# <ins> Milestone 2 </ins>

## Information

The following Code is for the use inside the "pyterrier" Docker image and couldn´t function, if you want to execute it in your notebook!

Please follow these steps to create the needed output:

### Pre-condition

1. Navigate in your terminal to the "milestone2" folder and open "Docker Desktop"

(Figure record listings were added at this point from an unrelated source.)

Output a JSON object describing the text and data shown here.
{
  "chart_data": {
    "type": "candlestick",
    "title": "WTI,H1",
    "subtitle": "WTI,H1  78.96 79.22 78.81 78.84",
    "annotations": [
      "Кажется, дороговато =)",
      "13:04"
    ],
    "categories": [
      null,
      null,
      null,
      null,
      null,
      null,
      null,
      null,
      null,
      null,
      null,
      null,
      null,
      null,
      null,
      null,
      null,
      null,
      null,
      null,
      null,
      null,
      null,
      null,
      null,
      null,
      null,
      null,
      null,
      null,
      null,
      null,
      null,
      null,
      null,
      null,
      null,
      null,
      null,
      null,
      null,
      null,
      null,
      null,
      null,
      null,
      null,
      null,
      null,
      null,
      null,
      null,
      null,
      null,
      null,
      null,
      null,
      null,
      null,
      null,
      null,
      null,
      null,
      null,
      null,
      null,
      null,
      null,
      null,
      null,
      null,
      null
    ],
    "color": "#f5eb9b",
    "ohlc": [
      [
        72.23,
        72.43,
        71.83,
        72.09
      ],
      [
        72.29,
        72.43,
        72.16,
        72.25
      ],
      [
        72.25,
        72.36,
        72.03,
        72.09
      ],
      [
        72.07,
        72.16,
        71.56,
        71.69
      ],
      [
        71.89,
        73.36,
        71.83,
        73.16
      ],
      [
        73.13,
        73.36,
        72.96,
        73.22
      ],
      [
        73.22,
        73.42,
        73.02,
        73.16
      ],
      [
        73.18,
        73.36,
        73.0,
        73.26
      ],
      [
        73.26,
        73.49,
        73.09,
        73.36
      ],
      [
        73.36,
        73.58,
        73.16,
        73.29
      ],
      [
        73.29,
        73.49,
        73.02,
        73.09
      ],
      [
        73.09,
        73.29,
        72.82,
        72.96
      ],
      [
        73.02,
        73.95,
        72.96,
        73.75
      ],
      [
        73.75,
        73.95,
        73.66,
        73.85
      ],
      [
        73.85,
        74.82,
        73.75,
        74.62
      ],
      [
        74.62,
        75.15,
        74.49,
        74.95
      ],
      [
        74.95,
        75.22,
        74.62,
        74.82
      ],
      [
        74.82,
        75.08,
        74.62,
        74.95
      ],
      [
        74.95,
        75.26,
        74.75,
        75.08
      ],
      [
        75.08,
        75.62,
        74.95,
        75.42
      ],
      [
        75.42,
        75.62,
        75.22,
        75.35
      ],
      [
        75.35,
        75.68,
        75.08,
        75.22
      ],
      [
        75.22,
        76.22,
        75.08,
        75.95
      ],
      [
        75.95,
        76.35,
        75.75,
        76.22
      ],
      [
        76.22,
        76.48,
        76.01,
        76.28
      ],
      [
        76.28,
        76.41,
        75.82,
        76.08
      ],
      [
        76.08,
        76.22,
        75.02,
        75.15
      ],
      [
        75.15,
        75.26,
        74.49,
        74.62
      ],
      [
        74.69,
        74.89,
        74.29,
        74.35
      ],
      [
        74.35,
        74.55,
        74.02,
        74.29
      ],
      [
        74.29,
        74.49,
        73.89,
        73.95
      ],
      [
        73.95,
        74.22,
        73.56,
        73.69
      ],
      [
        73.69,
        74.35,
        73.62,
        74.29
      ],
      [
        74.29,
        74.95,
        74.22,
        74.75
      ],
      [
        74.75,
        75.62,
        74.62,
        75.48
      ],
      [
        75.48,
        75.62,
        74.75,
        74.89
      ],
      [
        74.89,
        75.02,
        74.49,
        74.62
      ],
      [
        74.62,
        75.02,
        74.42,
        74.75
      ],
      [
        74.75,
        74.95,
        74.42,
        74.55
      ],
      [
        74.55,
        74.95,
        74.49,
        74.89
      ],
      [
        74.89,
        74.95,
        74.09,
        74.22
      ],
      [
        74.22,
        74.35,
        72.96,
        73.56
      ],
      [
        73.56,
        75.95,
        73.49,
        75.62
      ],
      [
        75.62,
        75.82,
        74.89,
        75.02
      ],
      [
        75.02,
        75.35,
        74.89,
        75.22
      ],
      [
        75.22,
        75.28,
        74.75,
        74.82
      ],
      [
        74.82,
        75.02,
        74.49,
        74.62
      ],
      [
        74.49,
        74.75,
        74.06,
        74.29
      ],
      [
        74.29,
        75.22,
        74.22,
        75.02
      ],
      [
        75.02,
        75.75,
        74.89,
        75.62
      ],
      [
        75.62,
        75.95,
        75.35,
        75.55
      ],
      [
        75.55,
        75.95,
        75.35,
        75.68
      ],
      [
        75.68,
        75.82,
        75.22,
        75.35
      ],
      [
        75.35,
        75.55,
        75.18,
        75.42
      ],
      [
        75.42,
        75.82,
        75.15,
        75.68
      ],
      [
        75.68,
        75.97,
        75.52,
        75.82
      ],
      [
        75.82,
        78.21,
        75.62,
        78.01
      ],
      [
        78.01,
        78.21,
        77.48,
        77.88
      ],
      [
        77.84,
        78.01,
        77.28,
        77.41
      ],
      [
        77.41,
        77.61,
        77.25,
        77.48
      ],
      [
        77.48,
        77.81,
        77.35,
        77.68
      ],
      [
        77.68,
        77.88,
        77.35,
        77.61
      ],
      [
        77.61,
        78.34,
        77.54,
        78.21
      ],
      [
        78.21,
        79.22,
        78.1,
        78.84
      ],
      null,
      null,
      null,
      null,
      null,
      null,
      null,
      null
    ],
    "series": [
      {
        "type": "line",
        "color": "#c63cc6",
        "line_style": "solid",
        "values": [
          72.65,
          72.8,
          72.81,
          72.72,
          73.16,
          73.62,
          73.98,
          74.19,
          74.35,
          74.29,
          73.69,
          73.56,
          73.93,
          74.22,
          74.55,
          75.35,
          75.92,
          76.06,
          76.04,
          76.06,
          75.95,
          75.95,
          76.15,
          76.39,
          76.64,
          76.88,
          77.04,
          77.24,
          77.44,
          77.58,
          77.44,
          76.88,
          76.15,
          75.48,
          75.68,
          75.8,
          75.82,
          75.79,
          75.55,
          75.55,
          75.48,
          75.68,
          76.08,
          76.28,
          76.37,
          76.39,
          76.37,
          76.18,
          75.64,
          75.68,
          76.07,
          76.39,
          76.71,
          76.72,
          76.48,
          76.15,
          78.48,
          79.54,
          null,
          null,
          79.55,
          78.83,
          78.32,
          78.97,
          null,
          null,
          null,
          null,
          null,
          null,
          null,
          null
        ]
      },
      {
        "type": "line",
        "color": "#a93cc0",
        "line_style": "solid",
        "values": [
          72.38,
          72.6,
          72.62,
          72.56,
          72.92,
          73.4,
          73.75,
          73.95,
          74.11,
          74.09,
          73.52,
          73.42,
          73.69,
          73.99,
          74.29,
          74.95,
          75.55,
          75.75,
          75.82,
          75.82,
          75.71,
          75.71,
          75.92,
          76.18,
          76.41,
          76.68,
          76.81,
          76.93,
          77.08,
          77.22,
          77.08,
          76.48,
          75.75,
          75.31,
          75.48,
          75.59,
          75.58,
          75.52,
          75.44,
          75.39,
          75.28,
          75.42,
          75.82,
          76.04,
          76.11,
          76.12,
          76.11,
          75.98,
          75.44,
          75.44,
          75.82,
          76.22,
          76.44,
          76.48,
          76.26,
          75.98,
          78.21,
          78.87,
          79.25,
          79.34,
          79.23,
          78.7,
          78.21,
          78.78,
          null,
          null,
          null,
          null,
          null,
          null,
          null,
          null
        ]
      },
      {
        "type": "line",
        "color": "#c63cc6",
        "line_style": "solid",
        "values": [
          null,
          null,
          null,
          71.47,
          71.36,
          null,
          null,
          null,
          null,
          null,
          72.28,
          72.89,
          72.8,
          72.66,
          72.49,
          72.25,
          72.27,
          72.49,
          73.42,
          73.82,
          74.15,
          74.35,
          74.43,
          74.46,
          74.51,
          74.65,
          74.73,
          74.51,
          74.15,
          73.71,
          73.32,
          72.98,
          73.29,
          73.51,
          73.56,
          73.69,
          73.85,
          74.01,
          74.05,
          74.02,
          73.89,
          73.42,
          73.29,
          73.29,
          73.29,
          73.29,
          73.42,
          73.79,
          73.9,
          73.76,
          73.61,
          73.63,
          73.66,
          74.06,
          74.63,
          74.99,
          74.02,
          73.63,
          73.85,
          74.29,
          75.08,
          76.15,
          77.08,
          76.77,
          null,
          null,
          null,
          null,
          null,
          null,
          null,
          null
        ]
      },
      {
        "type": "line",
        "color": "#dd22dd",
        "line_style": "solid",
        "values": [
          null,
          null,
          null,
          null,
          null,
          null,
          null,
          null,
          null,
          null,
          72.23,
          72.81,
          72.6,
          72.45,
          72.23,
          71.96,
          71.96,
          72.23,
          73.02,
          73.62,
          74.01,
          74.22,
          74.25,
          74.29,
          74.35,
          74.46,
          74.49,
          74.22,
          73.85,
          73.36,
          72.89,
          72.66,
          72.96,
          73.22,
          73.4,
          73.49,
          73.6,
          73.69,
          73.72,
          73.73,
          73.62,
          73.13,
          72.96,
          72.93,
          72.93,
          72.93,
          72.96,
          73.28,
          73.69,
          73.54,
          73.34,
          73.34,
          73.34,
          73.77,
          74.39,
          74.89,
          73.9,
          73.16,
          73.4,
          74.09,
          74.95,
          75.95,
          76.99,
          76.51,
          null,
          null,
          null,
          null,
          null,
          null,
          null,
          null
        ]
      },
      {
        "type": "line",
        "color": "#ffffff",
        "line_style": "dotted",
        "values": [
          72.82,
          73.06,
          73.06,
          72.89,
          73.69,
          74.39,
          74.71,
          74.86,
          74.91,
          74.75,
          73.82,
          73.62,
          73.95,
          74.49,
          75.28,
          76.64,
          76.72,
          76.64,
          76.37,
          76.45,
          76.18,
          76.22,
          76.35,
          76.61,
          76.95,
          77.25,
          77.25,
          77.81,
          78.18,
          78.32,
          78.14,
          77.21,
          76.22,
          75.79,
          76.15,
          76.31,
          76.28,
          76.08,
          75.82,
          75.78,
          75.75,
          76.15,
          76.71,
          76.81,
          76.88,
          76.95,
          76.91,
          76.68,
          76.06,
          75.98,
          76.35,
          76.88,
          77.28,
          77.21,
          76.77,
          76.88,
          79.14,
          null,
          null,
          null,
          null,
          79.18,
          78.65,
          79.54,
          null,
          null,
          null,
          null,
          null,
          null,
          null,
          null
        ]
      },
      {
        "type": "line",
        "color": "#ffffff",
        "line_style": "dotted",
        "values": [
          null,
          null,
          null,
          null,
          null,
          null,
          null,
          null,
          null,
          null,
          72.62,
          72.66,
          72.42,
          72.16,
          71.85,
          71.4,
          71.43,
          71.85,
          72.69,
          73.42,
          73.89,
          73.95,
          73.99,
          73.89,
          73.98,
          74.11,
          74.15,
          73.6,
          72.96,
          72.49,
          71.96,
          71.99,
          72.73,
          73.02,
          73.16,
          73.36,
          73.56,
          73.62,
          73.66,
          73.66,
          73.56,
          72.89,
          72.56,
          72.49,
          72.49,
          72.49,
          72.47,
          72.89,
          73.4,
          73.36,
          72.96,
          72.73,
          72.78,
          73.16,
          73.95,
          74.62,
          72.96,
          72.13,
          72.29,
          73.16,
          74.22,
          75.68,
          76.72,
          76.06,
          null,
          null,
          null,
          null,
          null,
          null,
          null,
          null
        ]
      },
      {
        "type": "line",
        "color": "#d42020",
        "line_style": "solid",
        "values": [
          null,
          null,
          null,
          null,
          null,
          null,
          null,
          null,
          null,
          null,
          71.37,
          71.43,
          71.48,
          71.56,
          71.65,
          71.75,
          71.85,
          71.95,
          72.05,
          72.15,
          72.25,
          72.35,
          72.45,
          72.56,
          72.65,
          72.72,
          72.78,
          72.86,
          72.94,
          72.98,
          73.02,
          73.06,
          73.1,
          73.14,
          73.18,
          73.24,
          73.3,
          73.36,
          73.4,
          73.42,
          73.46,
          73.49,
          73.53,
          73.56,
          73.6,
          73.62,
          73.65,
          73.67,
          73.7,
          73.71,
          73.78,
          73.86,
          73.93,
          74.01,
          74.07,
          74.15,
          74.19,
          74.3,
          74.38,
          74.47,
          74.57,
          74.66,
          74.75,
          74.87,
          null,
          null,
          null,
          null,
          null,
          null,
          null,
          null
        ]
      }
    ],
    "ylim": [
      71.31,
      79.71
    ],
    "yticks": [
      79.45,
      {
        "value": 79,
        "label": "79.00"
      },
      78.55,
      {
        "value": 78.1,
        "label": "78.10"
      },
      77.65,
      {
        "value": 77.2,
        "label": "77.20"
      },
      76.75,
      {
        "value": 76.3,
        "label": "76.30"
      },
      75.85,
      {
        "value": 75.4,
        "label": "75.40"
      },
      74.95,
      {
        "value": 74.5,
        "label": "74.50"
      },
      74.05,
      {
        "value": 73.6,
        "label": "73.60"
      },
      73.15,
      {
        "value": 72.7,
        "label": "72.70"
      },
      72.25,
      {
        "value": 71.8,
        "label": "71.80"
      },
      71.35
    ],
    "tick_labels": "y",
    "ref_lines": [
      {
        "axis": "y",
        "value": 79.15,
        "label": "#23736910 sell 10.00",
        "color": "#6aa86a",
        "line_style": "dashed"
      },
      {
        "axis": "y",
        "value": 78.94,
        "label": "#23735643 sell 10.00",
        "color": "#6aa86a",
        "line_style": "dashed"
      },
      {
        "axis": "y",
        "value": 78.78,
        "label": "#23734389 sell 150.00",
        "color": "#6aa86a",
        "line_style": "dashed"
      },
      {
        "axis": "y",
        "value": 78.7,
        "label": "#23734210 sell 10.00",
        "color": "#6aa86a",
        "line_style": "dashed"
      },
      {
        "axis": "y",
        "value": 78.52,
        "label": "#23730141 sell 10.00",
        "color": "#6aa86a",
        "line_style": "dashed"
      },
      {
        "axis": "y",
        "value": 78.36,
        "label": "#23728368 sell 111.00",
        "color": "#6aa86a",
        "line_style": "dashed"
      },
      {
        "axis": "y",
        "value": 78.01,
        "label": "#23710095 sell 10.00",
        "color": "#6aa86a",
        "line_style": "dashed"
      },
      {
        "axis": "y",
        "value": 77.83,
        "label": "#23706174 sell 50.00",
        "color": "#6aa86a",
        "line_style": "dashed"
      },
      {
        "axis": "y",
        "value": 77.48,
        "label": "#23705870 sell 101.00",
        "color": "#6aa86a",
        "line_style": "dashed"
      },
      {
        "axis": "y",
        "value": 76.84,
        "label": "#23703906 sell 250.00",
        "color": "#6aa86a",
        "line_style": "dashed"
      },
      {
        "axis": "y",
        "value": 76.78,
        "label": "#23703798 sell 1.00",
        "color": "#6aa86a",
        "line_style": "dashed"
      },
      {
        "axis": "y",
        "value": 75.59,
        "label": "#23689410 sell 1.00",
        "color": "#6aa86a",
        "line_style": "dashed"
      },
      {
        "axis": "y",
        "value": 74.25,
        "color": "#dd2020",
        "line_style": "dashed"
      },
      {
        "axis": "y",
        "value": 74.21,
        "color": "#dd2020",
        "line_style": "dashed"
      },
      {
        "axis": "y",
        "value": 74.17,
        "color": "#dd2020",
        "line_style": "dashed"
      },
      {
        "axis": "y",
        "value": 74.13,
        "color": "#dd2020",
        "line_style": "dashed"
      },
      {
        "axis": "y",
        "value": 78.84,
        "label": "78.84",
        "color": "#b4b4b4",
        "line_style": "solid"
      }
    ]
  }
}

2. Pull the image of the "milestone1" with the qrels command
    ```
    docker pull registry.webis.de/code-research/tira/tira-user-ir-lab-sose-2023-dnc-limited/ir-datasets:0.0.1
    ```
3. Execute the tira-run command for the "milestone1" to get the needed output:
    ```
    tira-run --output-directory ${PWD}/iranthology-dataset-tira --image registry.webis.de/code-research/tira/tira-user-ir-lab-sose-2023-dnc-limited/ir-datasets:0.0.1 --allow-network true --command '/irds_cli.sh --ir_datasets_id iranthology-dnc-limited --output_dataset_path $outputDir'
    ```
   
### Milestone 2

4. Build an image for the current milestone:
    ```
    docker build -t milestone2 .
    ```
5. Run this image:
    ```
    docker run -p 8888:8888 --rm -ti -v ${PWD}:/workspace --entrypoint jupyter milestone2  notebook --allow-root --ip 0.0.0.0
    ```
6. Execute this notebook as tira would do:
    ```
    tira-run --input-directory ${PWD}/iranthology-dataset-tira --output-directory ${PWD}/bm25-output --image milestone2 --command '/workspace/run-pyterrier-notebook.py --input $inputDataset --output $outputDir --notebook /workspace/dnc-limited-notebook-milestone2.ipynb'
    ```
7. Render results:
    ```
    tira-run --output-directory ${PWD}/bm25-output --image registry.webis.de/code-research/tira/tira-user-ir-lab-sose-2023-dnc-limited/ir-datasets:0.0.1 --allow-network true --command 'diffir --dataset iranthology-dnc-limited --web $outputDir/run.txt > $outputDir/run.html'
    ```
8. Evaluate the effectiveness of the baseline on your relevance judgments:
    ```
    tira-run --input-directory ${PWD}/bm25-output --image registry.webis.de/code-research/tira/tira-user-ir-lab-sose-2023-dnc-limited/ir-datasets:0.0.1 --allow-network true --command 'ir_measures iranthology-dnc-limited $inputDataset/run.txt nDCG@10 MRR P@10 Recall@100'
    ```

## Code

In [1]:
import pyterrier as pt
import pandas as pd
from tira.third_party_integrations import ensure_pyterrier_is_loaded, get_input_directory_and_output_directory, persist_and_normalize_run
import json
from tqdm import tqdm

ensure_pyterrier_is_loaded()
input_directory, output_directory = get_input_directory_and_output_directory('./iranthology-dataset-tira')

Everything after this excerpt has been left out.